Study objective: To compare the performance of CT, radio-labeled 18F-fluoro-2-deoxy-D-glucose positron emission tomography (FDG-PET) blinded to CT, and FDG-PET visually correlated with CT, in the detection of N2 metastatic mediastinal lymph nodes (MLN) in patients with non-small cell lung cancer (NSCLC) and to hypothesize how PET could influence our actual mediastinal staging procedures.
Setting: Tertiary university hospital.
Patients and methods: In 50 patients with potentially operable NSCLC, thoracic CT, PET, and invasive surgical staging were performed. Blinded prospective interpretation was performed for each test and compared with surgical pathology results. Abnormalities on each of these staging examinations were recorded on a standard MLN map.
Results: The sensitivity, specificity, and accuracy in detecting N2 disease of CT was 67%, 59%, and 64%, respectively. Results of PET blinded to CT were significantly better (p=0.004): 67%, 97%, and 88%, respectively. For PET visually correlated with CT, this was 93%, 97%, and 96%, respectively.
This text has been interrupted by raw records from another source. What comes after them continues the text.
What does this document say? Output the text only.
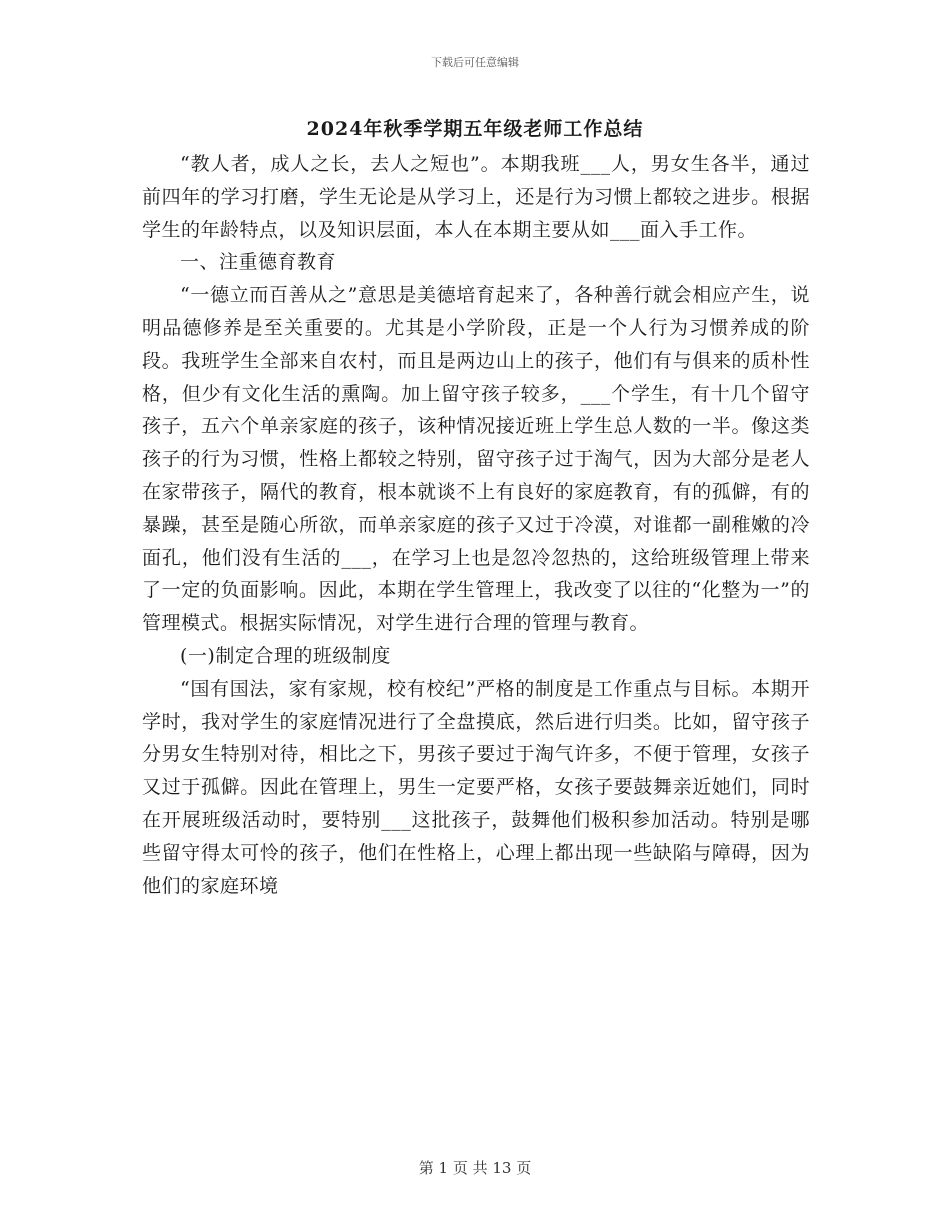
下载后可任意编辑
2024年秋季学期五年级老师工作总结

“教人者，成人之长，去人之短也”。本期我班___人，男女生各半，通过前四年的学习打磨，学生无论是从学习上，还是行为习惯上都较之进步。根据学生的年龄特点，以及知识层面，本人在本期主要从如___面入手工作。

一、注重德育教育

“一德立而百善从之”意思是美德培育起来了，各种善行就会相应产生，说明品德修养是至关重要的。尤其是小学阶段，正是一个人行为习惯养成的阶段。我班学生全部来自农村，而且是两边山上的孩子，他们有与俱来的质朴性格，但少有文化生活的熏陶。加上留守孩子较多，___个学生，有十几个留守孩子，五六个单亲家庭的孩子，该种情况接近班上学生总人数的一半。像这类孩子的行为习惯，性格上都较之特别，留守孩子过于淘气，因为大部分是老人在家带孩子，隔代的教育，根本就谈不上有良好的家庭教育，有的孤僻，有的暴躁，甚至是随心所欲，而单亲家庭的孩子又过于冷漠，对谁都一副稚嫩的冷面孔，他们没有生活的___，在学习上也是忽冷忽热的，这给班级管理上带来了一定的负面影响。因此，本期在学生管理上，我改变了以往的“化整为一”的管理模式。根据实际情况，对学生进行合理的管理与教育。

(一)制定合理的班级制度

“国有国法，家有家规，校有校纪”严格的制度是工作重点与目标。本期开学时，我对学生的家庭情况进行了全盘摸底，然后进行归类。比如，留守孩子分男女生特别对待，相比之下，男孩子要过于淘气许多，不便于管理，女孩子又过于孤僻。因此在管理上，男生一定要严格，女孩子要鼓舞亲近她们，同时在开展班级活动时，要特别___这批孩子，鼓舞他们极积参加活动。特别是哪些留守得太可怜的孩子，他们在性格上，心理上都出现一些缺陷与障碍，因为他们的家庭环境

第 1 页 共 13 页
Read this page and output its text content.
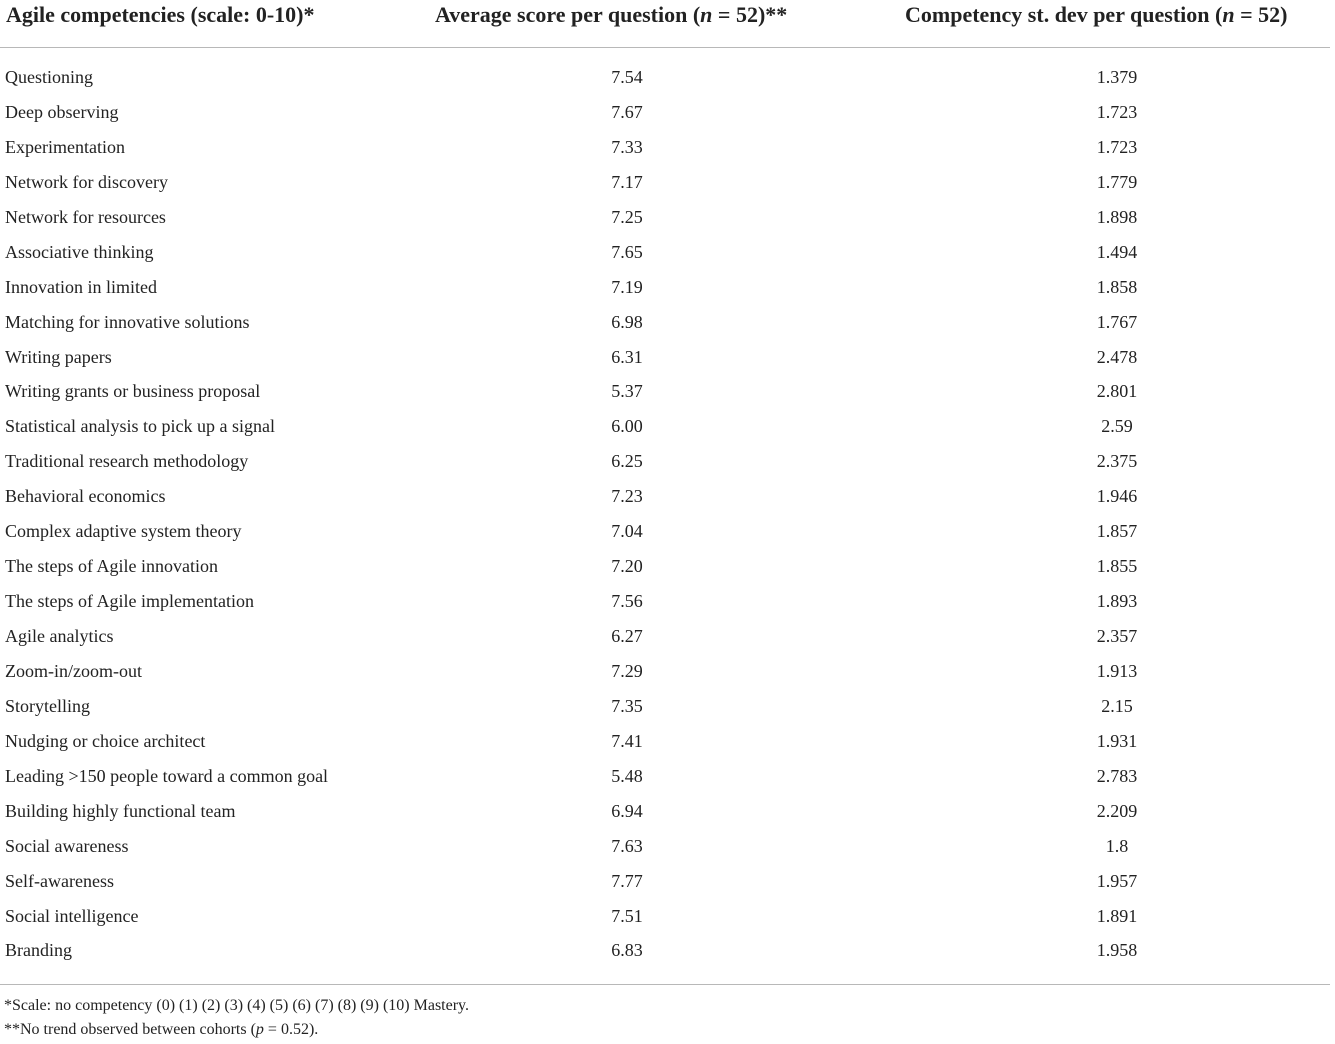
Agile competencies (scale: 0-10)*	Average score per question (n = 52)**	Competency st. dev per question (n = 52)
Questioning	7.54	1.379
Deep observing	7.67	1.723
Experimentation	7.33	1.723
Network for discovery	7.17	1.779
Network for resources	7.25	1.898
Associative thinking	7.65	1.494
Innovation in limited	7.19	1.858
Matching for innovative solutions	6.98	1.767
Writing papers	6.31	2.478
Writing grants or business proposal	5.37	2.801
Statistical analysis to pick up a signal	6.00	2.59
Traditional research methodology	6.25	2.375
Behavioral economics	7.23	1.946
Complex adaptive system theory	7.04	1.857
The steps of Agile innovation	7.20	1.855
The steps of Agile implementation	7.56	1.893
Agile analytics	6.27	2.357
Zoom-in/zoom-out	7.29	1.913
Storytelling	7.35	2.15
Nudging or choice architect	7.41	1.931
Leading >150 people toward a common goal	5.48	2.783
Building highly functional team	6.94	2.209
Social awareness	7.63	1.8
Self-awareness	7.77	1.957
Social intelligence	7.51	1.891
Branding	6.83	1.958
*Scale: no competency (0) (1) (2) (3) (4) (5) (6) (7) (8) (9) (10) Mastery.
**No trend observed between cohorts (p = 0.52).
In 22 patients, both CT and PET were normal, and this was correct in all cases.
Conclusions: PET was significantly more accurate than CT in the MLN staging in NSCLC. Both examinations were complementary, since visual correlation with the anatomic information on CT improved the reader's ability to discriminate between hilar vs subaortic MLN FDG uptake, and between paramediastinal tumor vs tracheobronchial MLN FDG uptake. If the results can be confirmed in larger numbers of patients, PET could reduce the need for invasive surgical staging remarkably.